Overall there's a lot to do! We will get there and are signed up for the long term.
"When I open my terminal...."
I am evidently not the target market.
Do professionals actually identify with this stuff? Am I really that out of touch when I think that that much mousing around is CRAZY slow? And who switches back and forth from GUI editors to a terminal?
Do you also tell the people that show you a prototype of their product that they are misleading you, because they claim to build an extended product out of that prototype?
That might be worse.
All this noise on Twitter/FB/HN/etc. doesn't help when we don't get a chance to play around with it. Just saying.
Also, there seems to be no confirmation email.
But reading the kite.com/privacy doc is absolutely gutting. They copy and keep all your code, permanently. That's fine for an open-source project, but it's a deal breaker for anything else. So thanks for the brilliant idea, but I'll wait for it to be implemented in a way compatible with my everyday workflow.
Unusable since I won't let my code be indexed by a third party. Also unusable since I won't let a third party have access to my shell. Imagine having your bash history stored centrally - a prime target for LEO/security services/black hats/data mining.
However - the code assistant is nice and I would love to have it running locally with a shared intelligent index - OSS based.
Also I think people are way too worried about their code. It's vanishingly rare that _the code_ is where the value in a business is. "But if I had Google's source code, I could run my own search engine and put them out of business!" Really? Could you? Because last I checked, Google has more engineers working on search than any other company on the planet. The stuff they do next week is probably going to improve their code more than what you would do by yourself for the entire year. And that's just the code, there's far more to search than algorithms.
I don't think anyone in this thread is worried about their code. The problem is that most of us work somewhere where we write code that isn't ours, and as such continued employment is contingent on us following the policies of the company. This generally include not sharing proprietary code.
I'm still eager to try it out!
Another commenter asked about hotkeys and I'd like to pile on to that sentiment – I've recently started using Vim (and Vimium) and it's really disappointing not being able to navigate by keyboard.
More importantly, I believe it appeals to newcomers. We are getting into a world where learning the proper way of coding requires a lot more than the famous 10.000 hours, mostly because there are hundreds of standards. This tool might become a much nicer introduction for newbies, compared to digging through pages of documentations in search for the one example that satisfy your use-case (I'm talking to you, Python requests).
The only thing is I don't like the thought of having to share my screen real estate.
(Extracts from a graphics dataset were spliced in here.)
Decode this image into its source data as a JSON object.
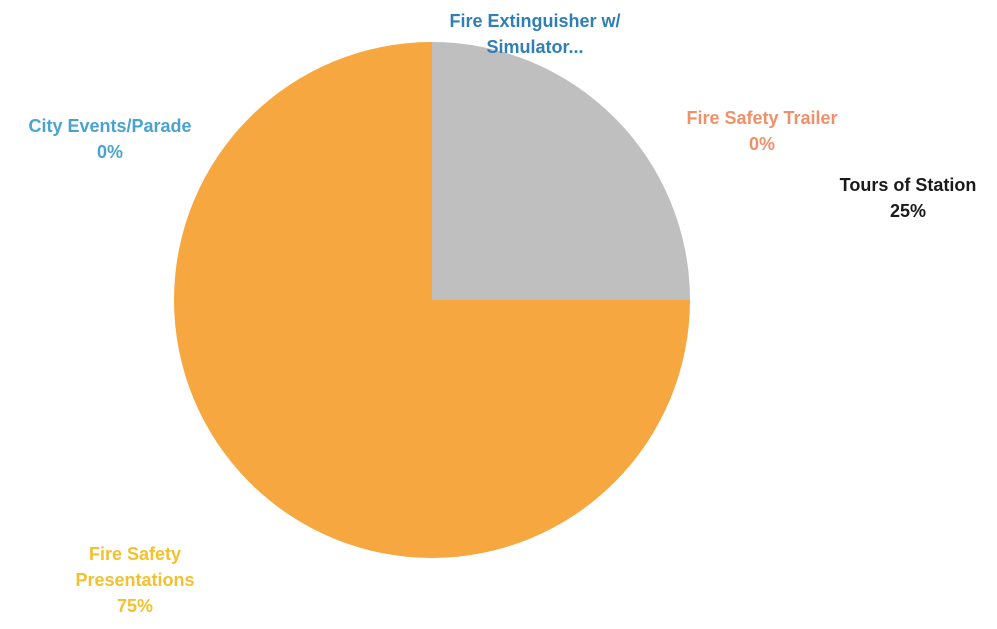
{
  "chart_data": {
    "type": "pie",
    "slices": [
      {
        "label": "Fire Extinguisher w/ Simulator...",
        "label_lines": [
          "Fire Extinguisher w/",
          "Simulator..."
        ],
        "value_label": "",
        "value": 0,
        "color": "#3a8bc4"
      },
      {
        "label": "Tours of Station",
        "label_lines": [
          "Tours of Station"
        ],
        "value_label": "25%",
        "value": 25,
        "color": "#bfbfbf"
      },
      {
        "label": "Fire Safety Presentations",
        "label_lines": [
          "Fire Safety",
          "Presentations"
        ],
        "value_label": "75%",
        "value": 75,
        "color": "#f6a73f"
      },
      {
        "label": "City Events/Parade",
        "label_lines": [
          "City Events/Parade"
        ],
        "value_label": "0%",
        "value": 0,
        "color": "#4aa3cf"
      },
      {
        "label": "Fire Safety Trailer",
        "label_lines": [
          "Fire Safety Trailer"
        ],
        "value_label": "0%",
        "value": 0,
        "color": "#f0906a"
      }
    ],
    "label_colors": {
      "Fire Extinguisher w/ Simulator...": "#2f7fb5",
      "Tours of Station": "#1a1a1a",
      "Fire Safety Presentations": "#f2c12e",
      "City Events/Parade": "#4aa3cf",
      "Fire Safety Trailer": "#f0906a"
    },
    "start_angle_deg": 0,
    "direction": "clockwise"
  }
}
Would it be possible to have some kind of navigable popup box within the editor?
This will make things so much easier. Reminds me of how2
Couldn't this data just be deleted once the lookup has run?
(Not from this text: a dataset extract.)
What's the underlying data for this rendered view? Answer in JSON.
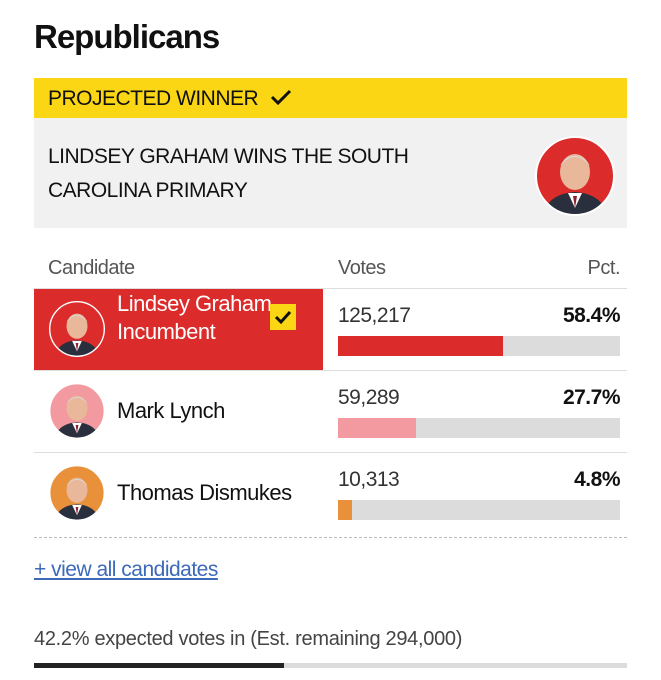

So no questions asked on IRC?
This is really only spoon feeding.
I don't expect them to really provide an intelligent artificial pair programmer, so you're right that this won't help with "any non-trivial complex problem", but that's okay with me.
I don't mind being spoon fed stuff I'm not interested in acquiring 'the hard way'. Do you also disdain autocompletion in your code editors?
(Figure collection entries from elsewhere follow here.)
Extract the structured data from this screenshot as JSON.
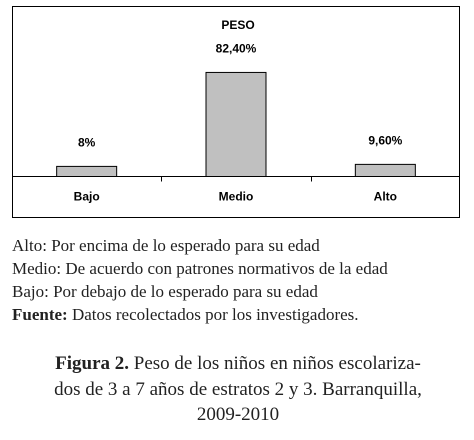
{
  "chart_data": {
    "type": "bar",
    "title": "PESO",
    "categories": [
      "Bajo",
      "Medio",
      "Alto"
    ],
    "values": [
      8,
      82.4,
      9.6
    ],
    "value_labels": [
      "8%",
      "82,40%",
      "9,60%"
    ],
    "color": "#c0c0c0",
    "ylim": [
      0,
      135
    ]
  },
  "notes": [
    "Alto: Por encima de lo esperado para su edad",
    "Medio: De acuerdo con patrones normativos de la edad",
    "Bajo: Por debajo de lo esperado para su edad"
  ],
  "source": {
    "label": "Fuente:",
    "text": "Datos recolectados por los investigadores."
  },
  "caption": {
    "label": "Figura 2.",
    "lines": [
      "Peso de los niños en niños escolariza-",
      "dos de 3 a 7 años de estratos 2 y 3. Barranquilla,",
      "2009-2010"
    ]
  }
}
Also, it just occurred to me that Kite is basically a keylogger. Every keystroke is sent to their servers. That requires a lot of trust.
Super 1337 bro
And certainly Kite could be a keylogger. So you're right that using it requires a lot of trust.
I certainly understand why it's enjoyable, and useful, to setup artificial challenges, but I have way too many projects I'd like to work on, and complete, to want to make programming generally harder.
Or Zest (http://zestdocs.org)
Disclaimer: I'm (co-)author of both, and to be honest, Zest sadly isn't really maintained now.